Pemilik rumah, Apsah (67), menuturkan bahwa pohon berdiameter 50 sentimeter itu roboh saat cuaca buruk sedang berlangsung di wilayahnya. "Pohon tumbang ini terjadi pada pagi hari ketika hujan lebat dan angin kencang," ujarnya. Meski tidak ada korban jiwa dalam insiden ini, bagian bangunan rumah mengalami kerusakan akibat hantaman batang pohon.
Merespons laporan warga, Tim Rescue Penanggulangan Bencana (PB) BPBD Kota Padang segera dikerahkan ke lokasi kejadian. Kepala Bidang Kedaruratan dan Logistik BPBD Kota Padang, Ricky Januar Alexander, menyatakan pihaknya menerjunkan personel piket Regu B untuk mempercepat proses evakuasi.
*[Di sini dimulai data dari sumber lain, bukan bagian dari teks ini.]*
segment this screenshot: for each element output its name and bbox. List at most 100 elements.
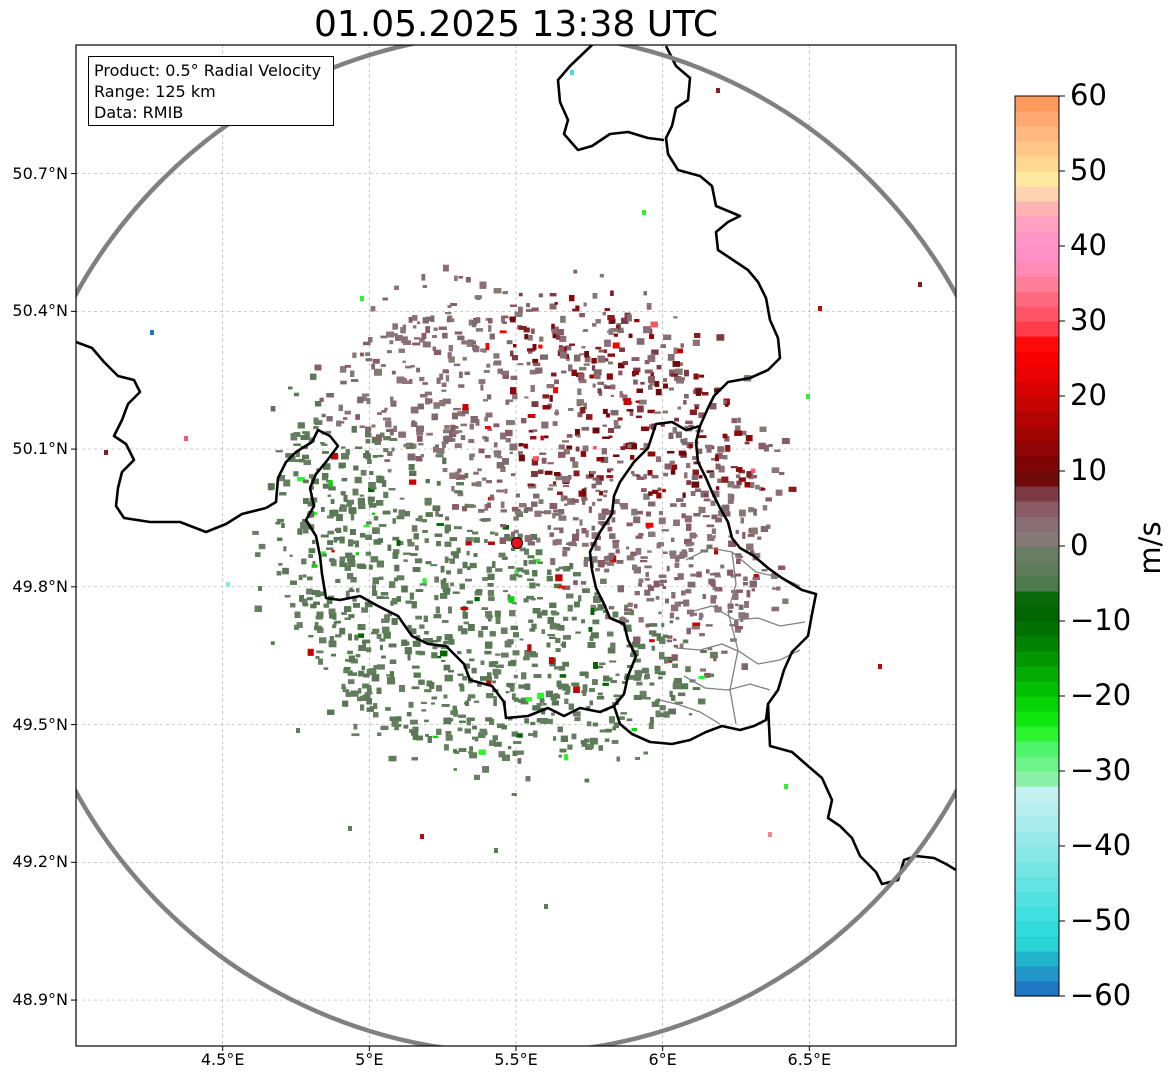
echo-pixel xyxy=(385,420,392,428)
echo-pixel xyxy=(372,512,376,515)
echo-pixel xyxy=(755,484,760,490)
echo-pixel xyxy=(476,481,482,487)
echo-pixel xyxy=(547,634,555,637)
echo-pixel xyxy=(421,273,426,281)
echo-pixel xyxy=(404,647,412,655)
echo-pixel xyxy=(612,342,620,349)
echo-pixel xyxy=(349,507,357,514)
echo-pixel xyxy=(387,612,392,617)
echo-pixel xyxy=(645,572,649,577)
echo-pixel xyxy=(424,631,429,635)
echo-pixel xyxy=(551,323,555,331)
echo-pixel xyxy=(386,674,391,677)
echo-pixel xyxy=(350,672,358,676)
echo-pixel xyxy=(474,738,479,742)
echo-pixel xyxy=(416,431,424,436)
echo-pixel xyxy=(298,574,303,581)
echo-pixel xyxy=(640,559,648,563)
echo-pixel xyxy=(439,373,444,380)
echo-pixel xyxy=(555,473,562,481)
echo-pixel xyxy=(518,454,525,462)
echo-pixel xyxy=(398,348,405,353)
echo-pixel xyxy=(605,613,609,620)
echo-pixel xyxy=(376,633,382,639)
echo-pixel xyxy=(643,291,647,296)
echo-pixel xyxy=(759,426,767,432)
echo-pixel xyxy=(599,662,606,665)
echo-pixel xyxy=(270,641,275,645)
echo-pixel xyxy=(447,718,454,722)
echo-pixel xyxy=(558,684,566,690)
echo-pixel xyxy=(357,624,366,630)
echo-pixel xyxy=(328,608,336,615)
echo-pixel xyxy=(471,482,478,487)
echo-pixel xyxy=(442,457,447,465)
echo-pixel xyxy=(621,317,629,324)
echo-pixel xyxy=(691,481,700,488)
echo-pixel xyxy=(680,343,684,348)
echo-pixel xyxy=(370,558,375,563)
echo-pixel xyxy=(637,405,644,413)
echo-pixel xyxy=(647,550,652,553)
echo-pixel xyxy=(361,624,366,628)
echo-pixel xyxy=(662,551,668,555)
echo-pixel xyxy=(611,740,619,744)
echo-pixel xyxy=(466,550,470,556)
echo-pixel xyxy=(688,564,694,568)
echo-pixel xyxy=(454,275,458,282)
echo-pixel xyxy=(516,734,523,738)
echo-pixel xyxy=(450,582,454,587)
echo-pixel xyxy=(473,537,480,543)
echo-pixel xyxy=(572,517,579,521)
echo-pixel xyxy=(348,589,355,592)
echo-pixel xyxy=(352,488,359,496)
echo-pixel xyxy=(465,700,470,706)
echo-pixel xyxy=(602,682,609,686)
echo-pixel xyxy=(510,625,518,630)
echo-pixel xyxy=(589,636,594,641)
echo-pixel xyxy=(702,515,710,518)
echo-pixel xyxy=(435,454,444,458)
echo-pixel xyxy=(562,346,567,352)
echo-pixel xyxy=(648,491,653,496)
echo-pixel xyxy=(566,434,573,438)
echo-pixel xyxy=(418,443,424,446)
echo-pixel xyxy=(424,538,429,543)
echo-pixel xyxy=(595,568,600,572)
echo-pixel xyxy=(720,564,725,569)
echo-pixel xyxy=(431,413,438,421)
echo-pixel xyxy=(394,564,400,572)
echo-pixel xyxy=(278,475,286,482)
echo-pixel xyxy=(513,741,522,744)
echo-pixel xyxy=(559,625,565,631)
echo-pixel xyxy=(484,539,488,543)
echo-pixel xyxy=(370,705,378,709)
echo-pixel xyxy=(500,509,507,513)
echo-pixel xyxy=(684,394,689,399)
echo-pixel xyxy=(350,577,357,583)
echo-pixel xyxy=(350,690,359,697)
echo-pixel xyxy=(382,596,389,599)
echo-pixel xyxy=(501,725,507,730)
echo-pixel xyxy=(557,329,564,336)
echo-pixel xyxy=(717,478,723,483)
echo-pixel xyxy=(413,325,417,329)
echo-pixel xyxy=(598,349,604,353)
echo-pixel xyxy=(599,491,603,496)
echo-pixel xyxy=(554,472,561,476)
echo-pixel xyxy=(310,373,317,380)
echo-pixel xyxy=(562,551,568,557)
echo-pixel xyxy=(593,607,599,611)
echo-pixel xyxy=(335,634,342,638)
echo-pixel xyxy=(436,448,445,454)
echo-pixel xyxy=(651,701,660,707)
echo-pixel xyxy=(316,468,320,471)
echo-pixel xyxy=(638,578,644,583)
echo-pixel xyxy=(715,463,721,470)
echo-pixel xyxy=(254,605,262,612)
echo-pixel xyxy=(632,473,640,477)
echo-pixel xyxy=(403,724,409,729)
echo-pixel xyxy=(443,264,449,272)
echo-pixel xyxy=(683,400,687,405)
echo-pixel xyxy=(370,306,376,312)
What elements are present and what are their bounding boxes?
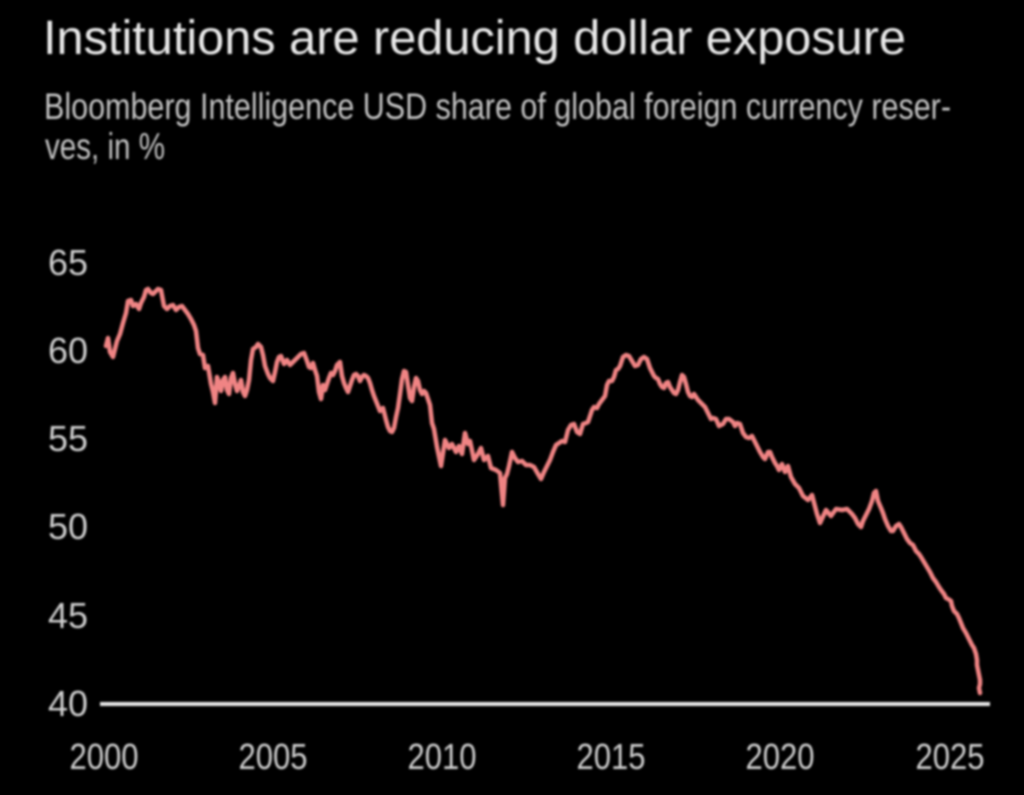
svg-text:45: 45 xyxy=(48,595,88,636)
svg-text:65: 65 xyxy=(48,242,88,283)
svg-text:55: 55 xyxy=(48,418,88,459)
svg-text:Institutions are reducing doll: Institutions are reducing dollar exposur… xyxy=(43,12,906,65)
svg-text:40: 40 xyxy=(48,683,88,724)
svg-text:Bloomberg Intelligence USD sha: Bloomberg Intelligence USD share of glob… xyxy=(44,86,951,127)
svg-text:2005: 2005 xyxy=(239,736,308,777)
svg-text:ves, in %: ves, in % xyxy=(45,126,165,167)
svg-text:2015: 2015 xyxy=(577,736,646,777)
svg-text:2010: 2010 xyxy=(408,736,477,777)
svg-text:2020: 2020 xyxy=(746,736,815,777)
svg-text:2000: 2000 xyxy=(70,736,139,777)
svg-text:60: 60 xyxy=(48,330,88,371)
svg-text:50: 50 xyxy=(48,506,88,547)
svg-text:2025: 2025 xyxy=(916,736,985,777)
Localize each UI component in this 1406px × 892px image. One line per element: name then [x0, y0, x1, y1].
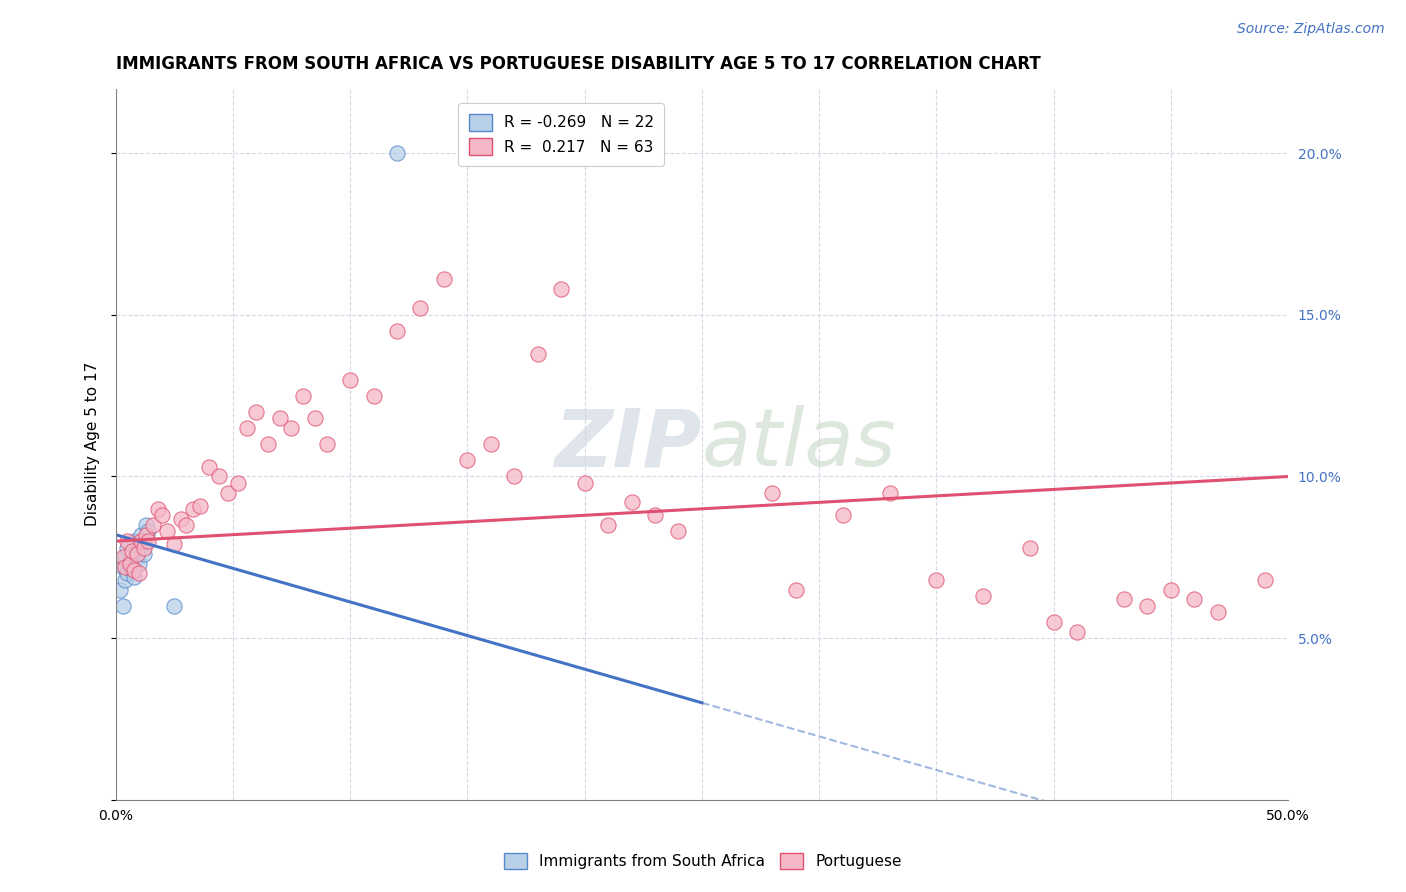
Point — [117, 541, 139, 555]
Point — [526, 346, 548, 360]
Point — [125, 550, 148, 565]
Point — [925, 573, 948, 587]
Point — [146, 501, 169, 516]
Legend: R = -0.269   N = 22, R =  0.217   N = 63: R = -0.269 N = 22, R = 0.217 N = 63 — [458, 103, 665, 166]
Point — [550, 282, 572, 296]
Point — [236, 421, 259, 435]
Point — [128, 566, 150, 581]
Point — [596, 518, 619, 533]
Point — [135, 527, 157, 541]
Point — [1042, 615, 1064, 629]
Point — [208, 469, 231, 483]
Point — [156, 524, 179, 539]
Y-axis label: Disability Age 5 to 17: Disability Age 5 to 17 — [86, 362, 100, 526]
Point — [304, 411, 326, 425]
Point — [188, 499, 211, 513]
Text: atlas: atlas — [702, 405, 897, 483]
Point — [280, 421, 302, 435]
Point — [174, 518, 197, 533]
Point — [111, 599, 134, 613]
Text: ZIP: ZIP — [554, 405, 702, 483]
Point — [124, 534, 146, 549]
Point — [339, 372, 361, 386]
Point — [1182, 592, 1205, 607]
Point — [117, 566, 139, 581]
Point — [111, 560, 134, 574]
Point — [620, 495, 643, 509]
Point — [132, 547, 155, 561]
Point — [125, 547, 148, 561]
Point — [121, 563, 143, 577]
Point — [761, 485, 783, 500]
Point — [668, 524, 690, 539]
Point — [128, 541, 150, 555]
Point — [574, 475, 596, 490]
Point — [131, 527, 153, 541]
Point — [131, 534, 153, 549]
Point — [409, 301, 432, 316]
Point — [117, 534, 139, 549]
Point — [217, 485, 239, 500]
Text: Source: ZipAtlas.com: Source: ZipAtlas.com — [1237, 22, 1385, 37]
Point — [135, 518, 157, 533]
Point — [138, 524, 160, 539]
Point — [831, 508, 853, 523]
Point — [972, 589, 994, 603]
Point — [1160, 582, 1182, 597]
Point — [142, 518, 165, 533]
Point — [785, 582, 807, 597]
Point — [479, 437, 502, 451]
Point — [132, 541, 155, 555]
Point — [118, 557, 141, 571]
Point — [124, 570, 146, 584]
Point — [114, 560, 136, 574]
Point — [198, 459, 221, 474]
Point — [111, 550, 134, 565]
Point — [226, 475, 249, 490]
Point — [269, 411, 291, 425]
Point — [138, 534, 160, 549]
Point — [121, 544, 143, 558]
Point — [257, 437, 280, 451]
Point — [315, 437, 337, 451]
Point — [456, 453, 478, 467]
Point — [1066, 624, 1088, 639]
Point — [363, 389, 385, 403]
Point — [114, 550, 136, 565]
Point — [879, 485, 901, 500]
Point — [110, 582, 132, 597]
Point — [163, 537, 186, 551]
Point — [128, 557, 150, 571]
Point — [503, 469, 526, 483]
Point — [163, 599, 186, 613]
Point — [245, 405, 267, 419]
Point — [433, 272, 456, 286]
Point — [152, 508, 174, 523]
Point — [292, 389, 315, 403]
Point — [385, 146, 408, 161]
Point — [181, 501, 204, 516]
Point — [1112, 592, 1135, 607]
Point — [131, 537, 153, 551]
Point — [132, 534, 155, 549]
Point — [170, 511, 193, 525]
Point — [1206, 605, 1229, 619]
Point — [114, 573, 136, 587]
Point — [385, 324, 408, 338]
Point — [644, 508, 666, 523]
Point — [1254, 573, 1277, 587]
Point — [124, 563, 146, 577]
Point — [1136, 599, 1159, 613]
Text: IMMIGRANTS FROM SOUTH AFRICA VS PORTUGUESE DISABILITY AGE 5 TO 17 CORRELATION CH: IMMIGRANTS FROM SOUTH AFRICA VS PORTUGUE… — [115, 55, 1040, 73]
Legend: Immigrants from South Africa, Portuguese: Immigrants from South Africa, Portuguese — [498, 847, 908, 875]
Point — [118, 553, 141, 567]
Point — [1019, 541, 1042, 555]
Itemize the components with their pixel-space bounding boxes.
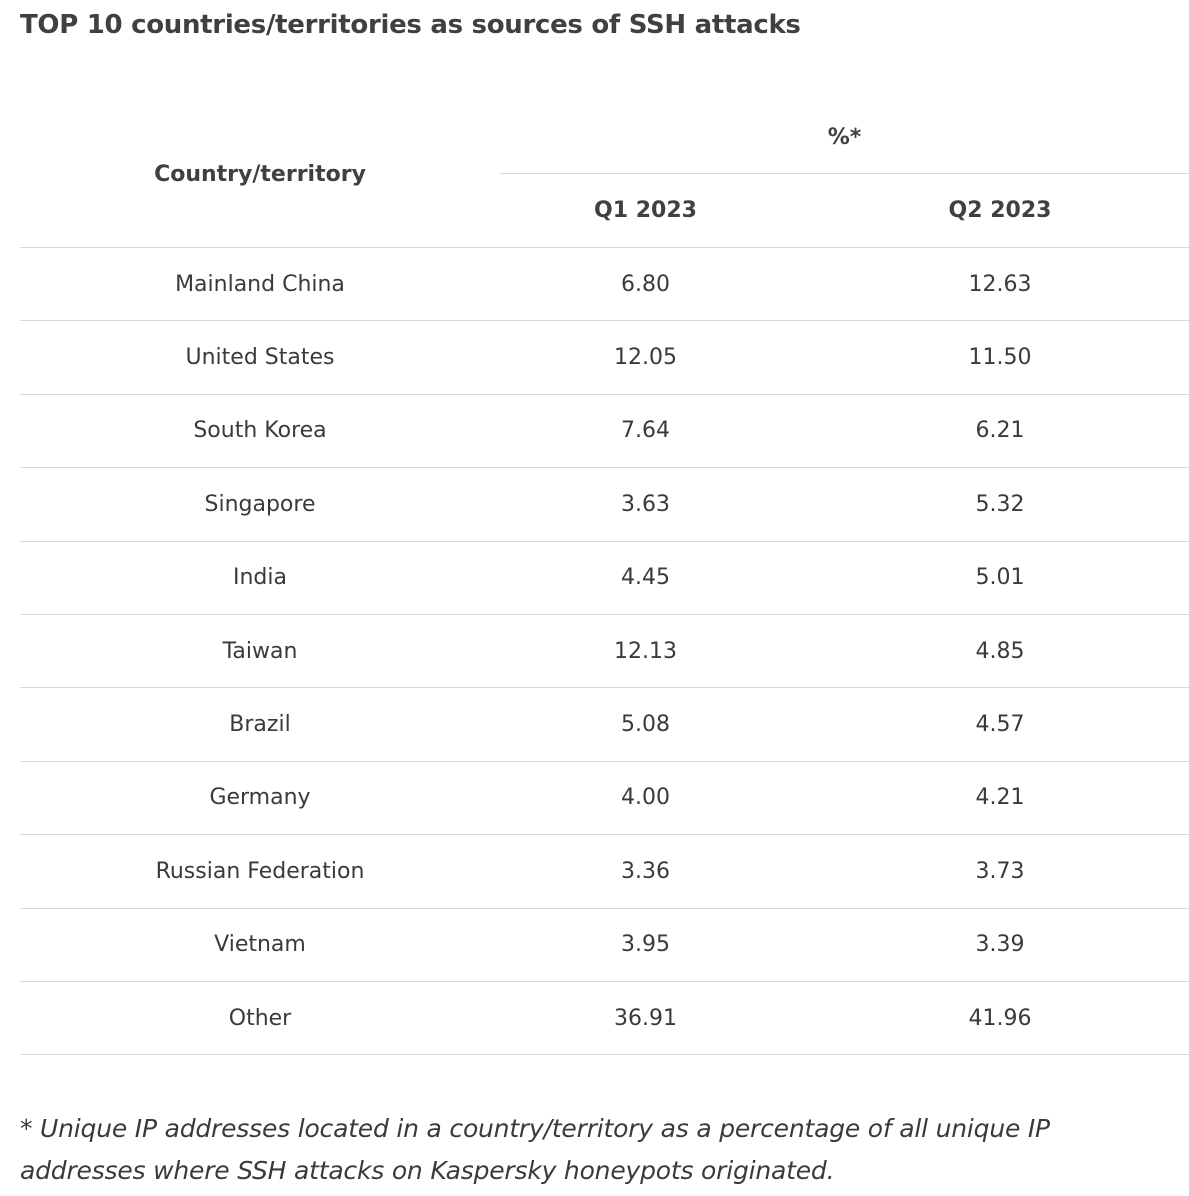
cell-q1: 3.63 xyxy=(500,467,851,542)
cell-q1: 12.13 xyxy=(500,614,851,689)
header-country: Country/territory xyxy=(20,101,500,248)
ssh-attacks-table: Country/territory %* Q1 2023 Q2 2023 Mai… xyxy=(20,101,1189,1056)
cell-q2: 4.57 xyxy=(851,687,1189,762)
cell-country: South Korea xyxy=(20,394,500,469)
cell-q1: 3.95 xyxy=(500,908,851,982)
table-row: Brazil 5.08 4.57 xyxy=(20,687,1189,762)
header-q2: Q2 2023 xyxy=(851,173,1189,248)
cell-q2: 5.01 xyxy=(851,541,1189,615)
cell-q1: 12.05 xyxy=(500,320,851,395)
table-row: Other 36.91 41.96 xyxy=(20,981,1189,1056)
cell-country: Other xyxy=(20,981,500,1056)
cell-country: Germany xyxy=(20,761,500,836)
cell-country: Brazil xyxy=(20,687,500,762)
cell-q1: 4.00 xyxy=(500,761,851,836)
table-row: Germany 4.00 4.21 xyxy=(20,761,1189,836)
table-row: Taiwan 12.13 4.85 xyxy=(20,614,1189,689)
header-percent: %* xyxy=(500,101,1189,174)
cell-q1: 7.64 xyxy=(500,394,851,469)
cell-q2: 4.85 xyxy=(851,614,1189,689)
cell-q2: 11.50 xyxy=(851,320,1189,395)
cell-q1: 36.91 xyxy=(500,981,851,1056)
cell-country: Mainland China xyxy=(20,247,500,322)
table-row: South Korea 7.64 6.21 xyxy=(20,394,1189,469)
table-row: Vietnam 3.95 3.39 xyxy=(20,908,1189,982)
cell-q2: 3.39 xyxy=(851,908,1189,982)
cell-q2: 6.21 xyxy=(851,394,1189,469)
cell-q2: 3.73 xyxy=(851,834,1189,909)
footnote: * Unique IP addresses located in a count… xyxy=(20,1114,1050,1185)
cell-q1: 3.36 xyxy=(500,834,851,909)
cell-country: Vietnam xyxy=(20,908,500,982)
table-body: Mainland China 6.80 12.63 United States 12.0… xyxy=(20,247,1189,1056)
cell-q2: 41.96 xyxy=(851,981,1189,1056)
table-row: United States 12.05 11.50 xyxy=(20,320,1189,395)
table-row: Russian Federation 3.36 3.73 xyxy=(20,834,1189,909)
cell-country: United States xyxy=(20,320,500,395)
cell-country: Russian Federation xyxy=(20,834,500,909)
cell-q2: 4.21 xyxy=(851,761,1189,836)
cell-q2: 5.32 xyxy=(851,467,1189,542)
cell-q1: 6.80 xyxy=(500,247,851,322)
page-title: TOP 10 countries/territories as sources … xyxy=(20,10,801,40)
cell-q1: 5.08 xyxy=(500,687,851,762)
cell-country: Taiwan xyxy=(20,614,500,689)
cell-country: Singapore xyxy=(20,467,500,542)
table-row: Singapore 3.63 5.32 xyxy=(20,467,1189,542)
header-q1: Q1 2023 xyxy=(500,173,851,248)
table-row: Mainland China 6.80 12.63 xyxy=(20,247,1189,322)
cell-country: India xyxy=(20,541,500,615)
cell-q2: 12.63 xyxy=(851,247,1189,322)
cell-q1: 4.45 xyxy=(500,541,851,615)
table-row: India 4.45 5.01 xyxy=(20,541,1189,615)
"Pada saat ini kita menurunkan personel piket Regu B dengan kekuatan tujuh orang untuk melakukan penanganan pohon tumbang tersebut," kata Ricky.
Proses pembersihan material pohon dilakukan di bawah komando Kalaksa BPBD Kota Padang bersama Kabid Kedaruratan dan Logistik. Evakuasi berjalan lancar dengan melibatkan unsur kecamatan, kelurahan, Babinsa, Bhabinkamtibmas, serta masyarakat setempat. Seluruh material pohon berhasil dibersihkan sepenuhnya pada pukul 09.45 WIB.
Menyikapi kejadian ini, BPBD Kota Padang mengimbau masyarakat untuk meningkatkan kewaspadaan terhadap potensi cuaca ekstrem. Warga diminta lebih berhati-hati terhadap ancaman pohon tumbang maupun bencana lainnya, terutama saat terjadi hujan deras yang disertai angin kencang.